$AAPLUSDT.P (6/7)
⛔️ Apple Company and Stock Risks:
⚠️ Dependence on the iPhone:
🍏 Most of Apple’s revenue comes from the iPhone. Any change in the smartphone market — such as lower demand or stronger competition — could reduce Apple’s profits.
⚠️ Intense competition:
🍎 Competition is fierce in both hardware and services.
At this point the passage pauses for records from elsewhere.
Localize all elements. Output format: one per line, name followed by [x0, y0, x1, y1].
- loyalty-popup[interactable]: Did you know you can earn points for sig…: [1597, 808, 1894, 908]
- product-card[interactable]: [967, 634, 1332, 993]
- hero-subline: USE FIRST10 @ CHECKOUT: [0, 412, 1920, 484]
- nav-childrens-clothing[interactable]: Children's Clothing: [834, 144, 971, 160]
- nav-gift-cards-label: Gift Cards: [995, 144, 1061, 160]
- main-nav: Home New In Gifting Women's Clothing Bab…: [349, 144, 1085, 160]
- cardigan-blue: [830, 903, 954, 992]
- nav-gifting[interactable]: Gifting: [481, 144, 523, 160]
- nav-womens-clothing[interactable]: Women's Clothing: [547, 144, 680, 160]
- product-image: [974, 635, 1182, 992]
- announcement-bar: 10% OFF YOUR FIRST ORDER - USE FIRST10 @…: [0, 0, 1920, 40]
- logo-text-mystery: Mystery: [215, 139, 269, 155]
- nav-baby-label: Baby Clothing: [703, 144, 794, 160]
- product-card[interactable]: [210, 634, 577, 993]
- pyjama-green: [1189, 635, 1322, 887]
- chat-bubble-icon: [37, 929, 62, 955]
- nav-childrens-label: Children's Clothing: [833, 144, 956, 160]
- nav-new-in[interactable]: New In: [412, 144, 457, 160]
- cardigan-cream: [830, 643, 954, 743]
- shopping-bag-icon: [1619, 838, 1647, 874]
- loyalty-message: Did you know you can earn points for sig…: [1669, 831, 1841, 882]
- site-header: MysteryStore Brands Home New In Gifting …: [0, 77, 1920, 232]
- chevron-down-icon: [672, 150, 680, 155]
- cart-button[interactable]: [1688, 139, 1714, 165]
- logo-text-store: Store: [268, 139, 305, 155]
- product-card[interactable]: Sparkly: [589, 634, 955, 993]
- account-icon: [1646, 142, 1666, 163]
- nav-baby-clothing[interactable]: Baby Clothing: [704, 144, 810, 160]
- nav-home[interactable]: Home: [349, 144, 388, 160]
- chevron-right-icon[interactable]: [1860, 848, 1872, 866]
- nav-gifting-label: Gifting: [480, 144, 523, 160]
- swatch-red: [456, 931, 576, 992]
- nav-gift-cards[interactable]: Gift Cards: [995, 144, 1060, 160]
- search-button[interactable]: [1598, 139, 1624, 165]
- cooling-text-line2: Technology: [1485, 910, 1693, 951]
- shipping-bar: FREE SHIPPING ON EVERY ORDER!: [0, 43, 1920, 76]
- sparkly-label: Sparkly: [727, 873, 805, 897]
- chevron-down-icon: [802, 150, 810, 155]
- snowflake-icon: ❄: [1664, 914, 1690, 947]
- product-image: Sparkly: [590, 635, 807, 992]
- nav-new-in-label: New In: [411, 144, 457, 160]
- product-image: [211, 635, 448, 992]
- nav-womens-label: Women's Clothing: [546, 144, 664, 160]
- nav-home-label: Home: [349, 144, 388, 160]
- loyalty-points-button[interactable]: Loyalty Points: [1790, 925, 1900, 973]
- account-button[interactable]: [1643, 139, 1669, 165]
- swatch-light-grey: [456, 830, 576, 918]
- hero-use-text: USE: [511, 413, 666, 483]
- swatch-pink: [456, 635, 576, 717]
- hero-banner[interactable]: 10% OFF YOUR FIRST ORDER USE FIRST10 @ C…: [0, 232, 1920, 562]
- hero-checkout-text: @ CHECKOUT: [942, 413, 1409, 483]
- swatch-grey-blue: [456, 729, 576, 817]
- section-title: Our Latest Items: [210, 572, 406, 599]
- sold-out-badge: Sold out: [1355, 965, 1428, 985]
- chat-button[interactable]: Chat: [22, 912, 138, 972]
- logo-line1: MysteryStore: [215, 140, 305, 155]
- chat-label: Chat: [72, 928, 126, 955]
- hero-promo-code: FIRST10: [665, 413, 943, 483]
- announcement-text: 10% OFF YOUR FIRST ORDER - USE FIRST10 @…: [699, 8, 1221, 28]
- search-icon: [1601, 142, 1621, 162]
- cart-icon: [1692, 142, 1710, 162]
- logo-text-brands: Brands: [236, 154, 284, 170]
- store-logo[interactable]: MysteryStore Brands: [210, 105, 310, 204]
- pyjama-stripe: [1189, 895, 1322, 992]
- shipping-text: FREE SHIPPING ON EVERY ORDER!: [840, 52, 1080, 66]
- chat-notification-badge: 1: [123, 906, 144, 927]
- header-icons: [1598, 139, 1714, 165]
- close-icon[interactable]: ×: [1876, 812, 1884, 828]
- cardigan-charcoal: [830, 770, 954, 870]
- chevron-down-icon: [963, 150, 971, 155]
Aggressive pricing and innovation from competitors can put pressure on Apple.
⚠️ Market volatility and the global economy:
🍏 Sanctions, currency fluctuations, inflation, and global economic slowdowns can negatively affect Apple’s sales and profitability.
⚠️ Supply chain, suppliers, and tariff pressure:
🍎 Apple is highly dependent on key suppliers like TSMC for chip production.
🍏 Any disruption in manufacturing, logistics, or trade relations can increase costs.
🍎 To reduce political and economic risk, Apple has moved part of its production to countries like India and Vietnam.
🍏 So far, this shift hasn’t reduced profits, but in the short term it may raise costs and, in the long term, put pressure on profit margins.
⚠️ Regulations and antitrust risks:
🍎 Apple faces regulatory pressure in Europe and the US in areas such as the App Store, privacy, taxation, and revenue sharing with developers.
🍏 These regulations could change Apple’s business model.
🍎 The impact has been limited so far, but over time it could negatively affect services revenue and margins.
⚠️ Technology shifts and changing consumer preferences:
🍏 This is a major risk if Apple fails to innovate, its products lose appeal, or users migrate to other brands.